Тов. Каменский в своей статье в общем и целом присоединялся к точке зрения тов. Сорина. Вся статья тов. Каменского проникнута спецеедством и попытками доказать, что Красная Армия не только может, но и должна обходиться без старых специалистов. Тов. Каменский писал:
"На фронте я провел 8 месяцев, начиная с апреля сего года, когда на Украине создавались бессистемные отряды, и на моих глазах, при моем даже участии, происходило переустройство отрядов в настоящую армию. Мы были отрезаны от мира несколько месяцев, что творилось у нас в Советской России мы совершенно не знали, но сама жизнь диктовала необходимость изменить эти уродливые формы отрядной системы и пересоздать их в полки". "Нашей армией руководил не только не генеральный штаб, но даже совершенно не знавший ранее военной службы - старый заслуженный партийный товарищ Ворошилов".
Отсюда тов. Каменский делал вывод, что можно вообще обойтись без военспецов.
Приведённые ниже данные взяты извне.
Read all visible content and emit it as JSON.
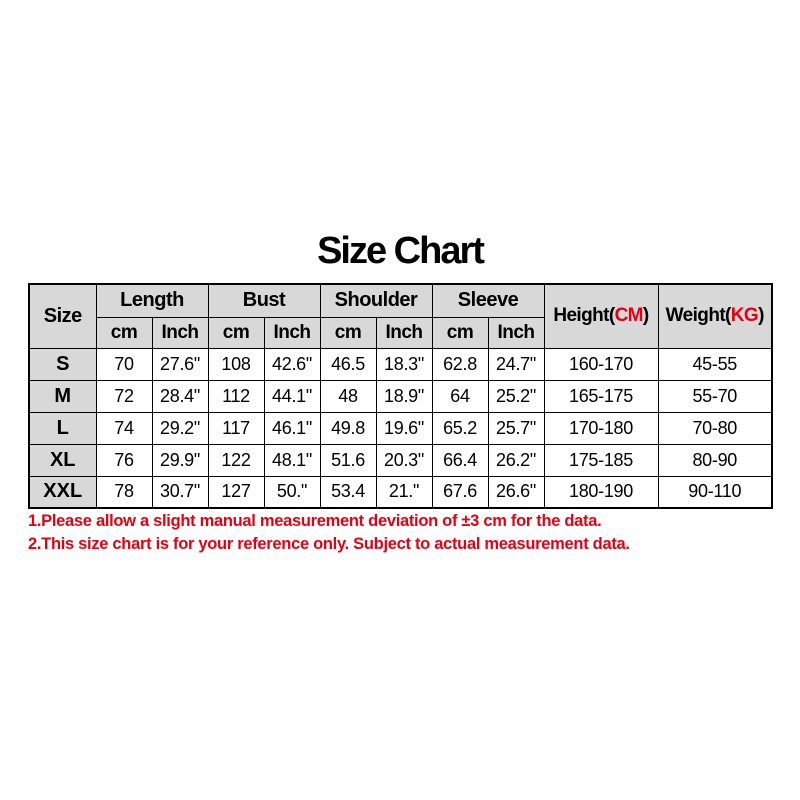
{
  "page": {
    "title": "Size Chart"
  },
  "colors": {
    "background": "#ffffff",
    "header_bg": "#d8d8d8",
    "border": "#000000",
    "text": "#000000",
    "accent_red": "#e60012"
  },
  "header": {
    "size": "Size",
    "groups": [
      "Length",
      "Bust",
      "Shoulder",
      "Sleeve"
    ],
    "sub_cm": "cm",
    "sub_inch": "Inch",
    "height": {
      "pre": "Height(",
      "unit": "CM",
      "post": ")"
    },
    "weight": {
      "pre": "Weight(",
      "unit": "KG",
      "post": ")"
    }
  },
  "chart_data": {
    "type": "table",
    "title": "Size Chart",
    "columns": [
      "Size",
      "Length cm",
      "Length Inch",
      "Bust cm",
      "Bust Inch",
      "Shoulder cm",
      "Shoulder Inch",
      "Sleeve cm",
      "Sleeve Inch",
      "Height(CM)",
      "Weight(KG)"
    ],
    "rows": [
      [
        "S",
        "70",
        "27.6\"",
        "108",
        "42.6\"",
        "46.5",
        "18.3\"",
        "62.8",
        "24.7\"",
        "160-170",
        "45-55"
      ],
      [
        "M",
        "72",
        "28.4\"",
        "112",
        "44.1\"",
        "48",
        "18.9\"",
        "64",
        "25.2\"",
        "165-175",
        "55-70"
      ],
      [
        "L",
        "74",
        "29.2\"",
        "117",
        "46.1\"",
        "49.8",
        "19.6\"",
        "65.2",
        "25.7\"",
        "170-180",
        "70-80"
      ],
      [
        "XL",
        "76",
        "29.9\"",
        "122",
        "48.1\"",
        "51.6",
        "20.3\"",
        "66.4",
        "26.2\"",
        "175-185",
        "80-90"
      ],
      [
        "XXL",
        "78",
        "30.7\"",
        "127",
        "50.\"",
        "53.4",
        "21.\"",
        "67.6",
        "26.6\"",
        "180-190",
        "90-110"
      ]
    ]
  },
  "notes": [
    "1.Please allow a slight manual measurement deviation of ±3 cm for the data.",
    "2.This size chart is for your reference only. Subject to actual measurement data."
  ]
}
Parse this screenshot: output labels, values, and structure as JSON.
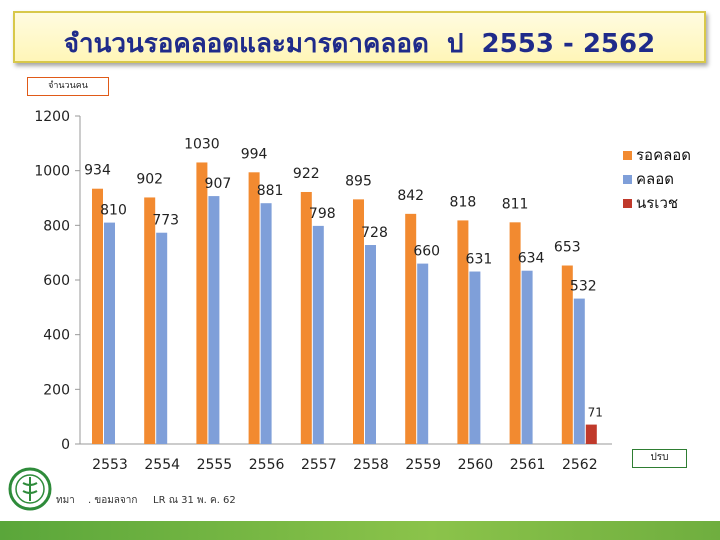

"Нам часто указывали, - писал он далее, - что ведение войны это такая тонкая штука, что без военных специалистов мы никак обойтись не можем. Военная специальность, хотя и тонкая штука, но все же это одна из составных частей общей более тонкой штуки - ведения всего государственного механизма, однако, мы взяли на себя смелость ведения государства актом Октябрьской революции. Много, очень много уродливого было и есть в нашем строительстве, но мы не только не звали вначале "заморских князей", а за саботаж гнали их в шею".
Соглашаясь далее на использование военных спецов для обучения военному делу, он решительно возражает против их использования в действующей армии.
"На фронте им не место. Послать какого-нибудь генерала вести войну против однокашника, генерала Краснова - это все равно, что поставить охранять овец от бурого медведя серого волка". "Пусть будут невинные ошибки наших доморощенных рядовых, - они менее принесут вреда, чем злостная, хитрая механика Николаевских военных специалистов".
*242 18 августа 1917 г. 8-я немецкая армия Гутьера прорывает расположение нашей 12-й армии в районе Икскюля и начинает быстрое продвижение на север в охват гор. Риги. Наши войска откатываются на 70 верст, потеряв всякое соприкосновение с противником. Рижские события использовывает Корнилов и вся буржуазная печать для контрреволюционной агитации, предсказывая движение немцев на Петроград. Имеются данные утверждать, что высшее командование умышленно парализовало сопротивление армии под Ригой.
*243 Каменский - член ВКП, военный работник. В 1918 г. - Управляющий делами РВС Сев. Кавказского округа, РВС Южного фронта и др.
*244 Второй Съезд Советов Народного Хозяйства - происходил с 19 по 27 декабря 1918 г. Тов. Ленин делал свой доклад "О хозяйственных задачах" в первый день съезда.